Skeleton in the Cupboard is actually an interesting episode that clearly stands out amongst a large number of other episodes of this series. The elements are all right, a fake death (with exploding car), a grieving widow, skeletons, anthropology, a dodgy dealer and a host of good actors. Basil Dignam, a personal favourite, plays the Professor that slowly goes mad thinking about his experiments in human migration. Roy Kinnear, Johnnie Wade and Lance Percival are certainly some great names to me and have done this episode proud. As I have mentioned before, Gene Barry has become a lethargic actor but in this case the story benefits from this subdued character. Fun to watch and I recommend.

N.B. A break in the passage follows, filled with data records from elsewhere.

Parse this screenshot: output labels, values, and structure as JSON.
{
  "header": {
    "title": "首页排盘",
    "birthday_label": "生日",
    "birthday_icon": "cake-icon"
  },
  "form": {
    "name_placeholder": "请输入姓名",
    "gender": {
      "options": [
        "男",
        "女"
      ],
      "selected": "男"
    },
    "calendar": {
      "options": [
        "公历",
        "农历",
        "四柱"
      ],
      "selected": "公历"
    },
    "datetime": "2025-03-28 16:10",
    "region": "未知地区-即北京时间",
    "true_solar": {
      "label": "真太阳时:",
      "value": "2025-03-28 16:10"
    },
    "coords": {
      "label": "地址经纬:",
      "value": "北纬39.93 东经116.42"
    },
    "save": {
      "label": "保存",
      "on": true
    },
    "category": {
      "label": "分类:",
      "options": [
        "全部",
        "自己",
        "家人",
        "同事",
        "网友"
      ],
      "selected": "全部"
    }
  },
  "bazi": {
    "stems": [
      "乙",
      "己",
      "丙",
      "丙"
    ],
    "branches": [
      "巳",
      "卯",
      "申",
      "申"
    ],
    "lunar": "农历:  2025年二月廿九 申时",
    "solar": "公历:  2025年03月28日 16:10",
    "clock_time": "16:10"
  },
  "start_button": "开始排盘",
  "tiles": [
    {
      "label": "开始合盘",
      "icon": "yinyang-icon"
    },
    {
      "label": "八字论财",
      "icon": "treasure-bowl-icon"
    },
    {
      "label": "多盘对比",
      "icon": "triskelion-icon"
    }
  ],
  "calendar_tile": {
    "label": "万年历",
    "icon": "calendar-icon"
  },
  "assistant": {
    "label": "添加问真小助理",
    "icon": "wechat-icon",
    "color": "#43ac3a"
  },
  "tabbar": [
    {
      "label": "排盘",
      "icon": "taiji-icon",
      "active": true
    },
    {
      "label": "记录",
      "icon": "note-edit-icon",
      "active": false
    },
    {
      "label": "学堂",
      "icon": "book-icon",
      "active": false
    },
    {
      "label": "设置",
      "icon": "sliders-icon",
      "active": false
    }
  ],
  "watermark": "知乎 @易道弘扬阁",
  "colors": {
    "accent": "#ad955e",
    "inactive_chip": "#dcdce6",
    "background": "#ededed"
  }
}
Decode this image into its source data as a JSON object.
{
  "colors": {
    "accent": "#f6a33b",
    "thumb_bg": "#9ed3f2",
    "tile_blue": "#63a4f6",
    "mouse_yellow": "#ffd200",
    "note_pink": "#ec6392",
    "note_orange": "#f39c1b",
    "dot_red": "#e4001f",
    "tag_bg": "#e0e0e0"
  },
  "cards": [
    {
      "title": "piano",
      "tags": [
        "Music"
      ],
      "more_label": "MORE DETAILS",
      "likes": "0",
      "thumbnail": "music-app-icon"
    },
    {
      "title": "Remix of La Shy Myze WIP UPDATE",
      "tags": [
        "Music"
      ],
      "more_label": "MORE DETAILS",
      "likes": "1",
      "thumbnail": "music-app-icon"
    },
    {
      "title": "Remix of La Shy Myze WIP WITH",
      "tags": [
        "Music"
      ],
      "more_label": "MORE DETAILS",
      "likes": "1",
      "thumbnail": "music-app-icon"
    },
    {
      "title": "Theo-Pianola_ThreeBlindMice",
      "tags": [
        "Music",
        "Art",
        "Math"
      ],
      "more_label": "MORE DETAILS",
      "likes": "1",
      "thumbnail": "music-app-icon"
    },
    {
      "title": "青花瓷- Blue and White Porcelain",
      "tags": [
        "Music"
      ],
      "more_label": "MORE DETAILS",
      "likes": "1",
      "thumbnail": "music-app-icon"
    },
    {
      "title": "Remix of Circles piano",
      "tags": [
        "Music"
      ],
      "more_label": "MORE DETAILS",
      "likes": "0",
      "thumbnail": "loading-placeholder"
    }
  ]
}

Gene is having trouble getting a hold of Mike Kelly. No answers to calls, no one has seen him about and no sign of him at his office. This mystery begins when his Mike’s own apartment has a new blond tenant. Mike Kelly was last seen in an argument in a bar about a business transaction. Kelly is in some trouble, he is being used to traffic armaments to Africa. His good name is the perfect cover to get these items through customs without any questions. Just how will Gene stop these armaments getting to war torn Africa but also save the life of a good friend.
Has anyone here seen Kelly is set in Geneva and that is about all that its good for. This episode does not grab me, I found myself drifting off while being bored and somewhat convoluted by the storyline. Gene’s friend is missing and no one knows why until Gene uncovers details of an argument that showed that Kelly was in distress. Without the overtly sexist overtones and without the lethargic acting by Gene Barry, this episode could have potentially been an interesting one. I loved seeing Sandor Elès and Eric Pohlmann in this episode, they really caught my attention but could only contribute a small part in making this episode tolerable.